It’s that time again, as The Long Ball points out some stuff from Match of the Day. Not everything is relevant, useful or clever…
1. No Change Is Good
It’s nice to hear the Match of the Day theme every Saturday and know that it hasn’t undergone any BBC “change with the times” like so many other shows (looking at Question of Sport and Blue Peter here)
2. New Addition To The Hate List
Ross Barkley joins Stoke on the “hate list” (name that was just given to it now) because of his sheer unlikability. Now he is a talented player – no denying that – but his attitude sucks. He tries to do everything himself and gives off an air of arrogance that came through when he was barely tackled by Mark Noble but somehow thought that he was big and bad enough to flail his arm. Oh, and he should have been sent off for assaulting Ravel Morrison.
3. Konami Modelling Secrets
It seems Konami have been rumbled with regards to how they lazily modeled Rafael in PES 2014 – they just used a picture of Romelu Lukaku!
Leighton Baines may have scored twice but, no matter what, he’ll always like someone whose style hasn’t got past the 90s yet. Don’t Look Back In Anger Leighton, eh? (Sorry!)
5. Goalless Graham
Poor Danny Graham. He just can’t score a goal. At all. Even worse for the Hull striker, all his Match of the Day clips are usually him missing or being offside. That’s it.
6. Remy’s Different Gravy
Newcastle fans rejoice! You have a good goalscorer! With Papiss Cisse more unreliable than a 70s car at the moment, it appears Remy is going to be the man for a while. It will come as no surprise to fans who have watched him before. He’s different class and should really be in the Champions League. Newcastle have got a great deal there.
7. The Aluko Goal
Wow! Just wow! How good was Aluko’s goal? Goal of the day without doubt. The technique and control on the move was incredible. Ridiculously good.
8. Brucie Don’t Care
Another awkward Lineker interview produces a lovely moment. When Gary commented that Sone Aluko’s sister had scored for England that day, Steve Bruce gave the most unenthusiastic, generic answer ever. Brucie don’t care!
9. Awful Liverpool
Liverpool were just the worst performers by far. They made Sunderland look like they played well. There was no cohesion, passing, creativity or defensive ability. Southampton didn’t even have to try too hard to win. At Anfield! Truly awful!

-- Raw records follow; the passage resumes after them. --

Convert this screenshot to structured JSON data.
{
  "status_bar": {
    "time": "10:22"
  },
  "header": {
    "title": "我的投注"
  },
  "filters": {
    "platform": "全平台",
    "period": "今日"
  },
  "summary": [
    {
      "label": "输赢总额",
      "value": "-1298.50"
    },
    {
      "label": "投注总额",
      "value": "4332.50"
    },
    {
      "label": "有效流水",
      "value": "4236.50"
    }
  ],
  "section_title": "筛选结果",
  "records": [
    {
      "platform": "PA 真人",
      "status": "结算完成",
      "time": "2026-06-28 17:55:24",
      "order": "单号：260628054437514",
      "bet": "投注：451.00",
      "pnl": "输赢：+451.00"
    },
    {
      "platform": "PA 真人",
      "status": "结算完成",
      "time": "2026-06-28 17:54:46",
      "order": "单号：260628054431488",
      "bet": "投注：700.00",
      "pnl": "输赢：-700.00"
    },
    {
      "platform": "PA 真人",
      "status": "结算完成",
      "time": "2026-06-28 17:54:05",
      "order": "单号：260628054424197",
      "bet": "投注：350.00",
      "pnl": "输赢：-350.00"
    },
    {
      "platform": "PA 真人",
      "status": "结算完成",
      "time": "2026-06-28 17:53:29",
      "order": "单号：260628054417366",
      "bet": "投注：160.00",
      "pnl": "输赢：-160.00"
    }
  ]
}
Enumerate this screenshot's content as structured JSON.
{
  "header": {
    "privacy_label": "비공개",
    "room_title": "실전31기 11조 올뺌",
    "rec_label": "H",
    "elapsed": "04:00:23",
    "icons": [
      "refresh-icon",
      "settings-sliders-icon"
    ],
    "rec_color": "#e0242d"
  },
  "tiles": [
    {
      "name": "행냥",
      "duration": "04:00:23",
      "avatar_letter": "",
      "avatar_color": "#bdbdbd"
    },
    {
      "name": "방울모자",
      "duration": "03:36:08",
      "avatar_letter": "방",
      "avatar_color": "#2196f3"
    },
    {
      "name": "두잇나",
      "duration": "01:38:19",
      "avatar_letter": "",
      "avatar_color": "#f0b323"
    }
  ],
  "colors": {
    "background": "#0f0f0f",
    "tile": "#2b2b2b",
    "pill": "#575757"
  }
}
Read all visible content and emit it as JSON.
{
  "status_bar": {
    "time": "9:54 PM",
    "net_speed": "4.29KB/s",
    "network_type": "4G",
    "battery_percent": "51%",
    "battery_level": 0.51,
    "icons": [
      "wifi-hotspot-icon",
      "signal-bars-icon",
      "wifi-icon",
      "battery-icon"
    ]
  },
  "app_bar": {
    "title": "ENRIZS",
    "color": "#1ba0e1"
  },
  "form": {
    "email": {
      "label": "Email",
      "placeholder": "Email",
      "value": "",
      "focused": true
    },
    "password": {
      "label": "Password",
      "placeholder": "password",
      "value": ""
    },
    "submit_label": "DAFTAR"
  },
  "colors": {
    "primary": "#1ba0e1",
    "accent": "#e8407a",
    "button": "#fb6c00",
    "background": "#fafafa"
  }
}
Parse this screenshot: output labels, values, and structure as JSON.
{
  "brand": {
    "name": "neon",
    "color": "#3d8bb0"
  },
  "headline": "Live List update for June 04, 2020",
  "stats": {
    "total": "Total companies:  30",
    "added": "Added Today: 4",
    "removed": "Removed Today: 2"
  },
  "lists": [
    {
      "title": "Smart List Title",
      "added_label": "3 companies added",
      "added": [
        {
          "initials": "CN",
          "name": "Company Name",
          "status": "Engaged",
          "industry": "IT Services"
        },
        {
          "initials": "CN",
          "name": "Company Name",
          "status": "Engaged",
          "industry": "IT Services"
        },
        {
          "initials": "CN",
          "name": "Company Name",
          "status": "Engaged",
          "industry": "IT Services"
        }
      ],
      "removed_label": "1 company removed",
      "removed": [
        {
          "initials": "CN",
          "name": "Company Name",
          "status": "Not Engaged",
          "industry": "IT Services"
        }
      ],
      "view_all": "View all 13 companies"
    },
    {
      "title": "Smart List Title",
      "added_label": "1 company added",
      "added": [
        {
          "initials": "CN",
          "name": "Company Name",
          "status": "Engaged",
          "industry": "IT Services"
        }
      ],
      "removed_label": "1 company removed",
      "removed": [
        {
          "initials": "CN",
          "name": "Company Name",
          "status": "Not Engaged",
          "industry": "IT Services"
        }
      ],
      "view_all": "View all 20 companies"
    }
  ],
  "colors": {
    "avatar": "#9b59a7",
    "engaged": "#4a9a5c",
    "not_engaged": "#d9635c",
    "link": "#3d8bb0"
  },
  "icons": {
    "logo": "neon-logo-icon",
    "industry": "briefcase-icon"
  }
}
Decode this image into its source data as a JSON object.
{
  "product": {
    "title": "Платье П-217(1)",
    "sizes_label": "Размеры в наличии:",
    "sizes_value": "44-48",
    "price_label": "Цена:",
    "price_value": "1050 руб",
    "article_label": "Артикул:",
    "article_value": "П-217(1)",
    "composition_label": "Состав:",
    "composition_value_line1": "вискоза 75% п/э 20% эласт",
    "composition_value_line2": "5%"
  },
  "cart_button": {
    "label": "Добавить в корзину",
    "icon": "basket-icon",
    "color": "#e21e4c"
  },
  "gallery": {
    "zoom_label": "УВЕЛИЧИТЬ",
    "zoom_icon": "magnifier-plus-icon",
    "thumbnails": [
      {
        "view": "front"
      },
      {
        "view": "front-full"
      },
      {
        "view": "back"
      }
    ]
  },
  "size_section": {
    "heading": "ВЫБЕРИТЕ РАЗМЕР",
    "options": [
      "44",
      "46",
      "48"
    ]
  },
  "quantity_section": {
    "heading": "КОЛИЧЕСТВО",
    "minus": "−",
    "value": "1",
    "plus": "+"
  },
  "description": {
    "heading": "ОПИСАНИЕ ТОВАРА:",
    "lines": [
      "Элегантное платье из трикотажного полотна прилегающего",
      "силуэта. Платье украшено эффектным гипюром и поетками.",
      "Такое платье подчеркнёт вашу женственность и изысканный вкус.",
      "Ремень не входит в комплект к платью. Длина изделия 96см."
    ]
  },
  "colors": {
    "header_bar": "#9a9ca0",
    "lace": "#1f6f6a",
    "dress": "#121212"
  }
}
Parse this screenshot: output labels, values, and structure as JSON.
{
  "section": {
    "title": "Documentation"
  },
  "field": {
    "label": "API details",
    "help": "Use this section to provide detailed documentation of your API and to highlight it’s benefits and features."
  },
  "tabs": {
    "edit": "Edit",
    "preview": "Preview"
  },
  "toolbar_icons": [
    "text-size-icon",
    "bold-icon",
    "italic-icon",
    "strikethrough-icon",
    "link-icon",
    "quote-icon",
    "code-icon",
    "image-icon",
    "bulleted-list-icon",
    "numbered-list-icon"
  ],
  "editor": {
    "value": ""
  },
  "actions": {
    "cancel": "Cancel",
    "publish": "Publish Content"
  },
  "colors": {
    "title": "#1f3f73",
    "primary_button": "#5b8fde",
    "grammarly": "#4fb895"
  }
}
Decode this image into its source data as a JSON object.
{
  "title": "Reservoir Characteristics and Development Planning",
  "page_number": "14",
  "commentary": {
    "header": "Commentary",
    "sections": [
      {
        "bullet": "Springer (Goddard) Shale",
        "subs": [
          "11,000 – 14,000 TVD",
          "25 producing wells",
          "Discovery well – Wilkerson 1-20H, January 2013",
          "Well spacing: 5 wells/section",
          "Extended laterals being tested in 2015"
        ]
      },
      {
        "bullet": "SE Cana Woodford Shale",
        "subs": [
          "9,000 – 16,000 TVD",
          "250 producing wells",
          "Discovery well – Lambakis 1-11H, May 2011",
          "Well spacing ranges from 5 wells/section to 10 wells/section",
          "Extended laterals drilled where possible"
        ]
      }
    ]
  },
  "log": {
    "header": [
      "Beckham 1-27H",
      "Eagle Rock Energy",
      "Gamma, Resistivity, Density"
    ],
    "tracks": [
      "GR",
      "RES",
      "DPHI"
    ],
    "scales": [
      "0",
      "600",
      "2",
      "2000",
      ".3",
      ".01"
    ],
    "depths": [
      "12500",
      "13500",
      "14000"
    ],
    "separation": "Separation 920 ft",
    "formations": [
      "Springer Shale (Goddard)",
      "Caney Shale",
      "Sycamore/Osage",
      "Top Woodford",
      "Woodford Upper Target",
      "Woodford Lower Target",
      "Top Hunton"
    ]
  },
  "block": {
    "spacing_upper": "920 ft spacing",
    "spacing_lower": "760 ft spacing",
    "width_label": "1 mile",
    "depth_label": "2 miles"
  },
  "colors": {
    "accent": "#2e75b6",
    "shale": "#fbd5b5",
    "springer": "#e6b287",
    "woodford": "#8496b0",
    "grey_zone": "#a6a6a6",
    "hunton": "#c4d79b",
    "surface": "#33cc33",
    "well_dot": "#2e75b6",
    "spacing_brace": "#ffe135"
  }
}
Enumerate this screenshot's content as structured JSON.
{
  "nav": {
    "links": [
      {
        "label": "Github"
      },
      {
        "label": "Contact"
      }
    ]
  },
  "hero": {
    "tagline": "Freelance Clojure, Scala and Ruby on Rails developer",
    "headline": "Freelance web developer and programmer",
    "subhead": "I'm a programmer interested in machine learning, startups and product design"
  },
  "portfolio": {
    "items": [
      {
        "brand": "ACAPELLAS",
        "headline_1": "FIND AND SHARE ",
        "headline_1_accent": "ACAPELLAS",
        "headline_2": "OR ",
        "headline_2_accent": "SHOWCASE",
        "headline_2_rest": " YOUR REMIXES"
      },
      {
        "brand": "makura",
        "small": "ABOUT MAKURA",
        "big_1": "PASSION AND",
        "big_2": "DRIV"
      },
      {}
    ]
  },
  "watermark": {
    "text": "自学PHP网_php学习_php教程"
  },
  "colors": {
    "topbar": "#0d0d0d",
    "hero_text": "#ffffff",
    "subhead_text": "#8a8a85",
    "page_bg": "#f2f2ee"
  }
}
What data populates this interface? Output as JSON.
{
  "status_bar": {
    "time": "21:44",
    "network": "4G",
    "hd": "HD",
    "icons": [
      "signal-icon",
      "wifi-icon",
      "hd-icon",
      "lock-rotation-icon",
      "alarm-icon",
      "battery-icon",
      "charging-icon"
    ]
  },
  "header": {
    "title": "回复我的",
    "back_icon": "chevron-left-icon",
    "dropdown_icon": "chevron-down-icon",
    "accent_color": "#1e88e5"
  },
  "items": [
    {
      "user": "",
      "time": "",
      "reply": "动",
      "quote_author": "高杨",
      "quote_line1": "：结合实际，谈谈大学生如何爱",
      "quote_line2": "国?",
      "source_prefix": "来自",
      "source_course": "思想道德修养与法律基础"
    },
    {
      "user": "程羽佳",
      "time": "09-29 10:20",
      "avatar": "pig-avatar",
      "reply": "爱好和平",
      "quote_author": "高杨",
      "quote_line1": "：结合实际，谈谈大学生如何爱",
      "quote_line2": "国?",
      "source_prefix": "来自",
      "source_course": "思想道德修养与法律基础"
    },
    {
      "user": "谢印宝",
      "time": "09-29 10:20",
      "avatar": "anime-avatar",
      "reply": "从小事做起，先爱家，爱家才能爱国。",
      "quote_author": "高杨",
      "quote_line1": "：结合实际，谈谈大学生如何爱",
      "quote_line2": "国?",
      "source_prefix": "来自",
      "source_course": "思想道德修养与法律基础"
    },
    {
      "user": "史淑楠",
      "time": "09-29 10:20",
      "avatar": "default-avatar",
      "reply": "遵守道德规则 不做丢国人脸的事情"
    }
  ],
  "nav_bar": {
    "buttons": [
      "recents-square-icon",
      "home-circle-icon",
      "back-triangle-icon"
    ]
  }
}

10. Sessengon – A Difference Maker
Sunderland sell Sessengon, they go down. Simple—
The Long Ball (@LongBallFoot) September 02, 2013
This tweet sums it up really. Sessengon last season was one the differences for Sunderland in close games. Now he’s gone, who is that guy now? Garnder? Cattermole? Adam Johnson? Doubtful. Not looking good for the Black Cats even this early on.
11. Sit Down Ramires
The Chelsea/Fulham match was mostly uneventful until Ramires decided to go down in the area under minimal (at best) contact. Now, if you are going to dive (something The Long Ball does not condone), you could at least throw yourself to the floor and add a couple of rolls in. Do not, under any circumstance, pull a Ramires and sit down. You won’t get the decision and you’ll look like a massive tool.
12. Bloated Chelsea
Just looking at the bench and stands at Stamford Bridge, you quickly realise how big the Chelsea squad is. You also realise how much of it they don’t need. Players like van Ginkel and Willian will get paid well to sit around for most of the season. And the worst part – Chelsea still feel they need to buy more.
13. Kozak The Horrible
The last time new Villa striker Libor Kozak played English opponents, he missed at least four glorious chances against Spurs for Lazio. Fast forward to the game at Carrow Road and he missed a seemingly simple one. Did he seriously think hitting it straight at John Ruddy from six yards out would get him a goal? Why?! He scored a few seconds later, though, so silver linings and all that.
This is an observation and a call to arms. Having seen the debacle that was Savage and Owen a few weeks ago, it has been decided that there will be a Twitter campaign using #DontGoHansen to ensure that Alan stays. He’s the only excellent analyst MOTD has and while people like Robbie Fowler have potential, we still need Hansen on our screens. So, if you read this tweet your support using the hashtag and keep Alan on our screens.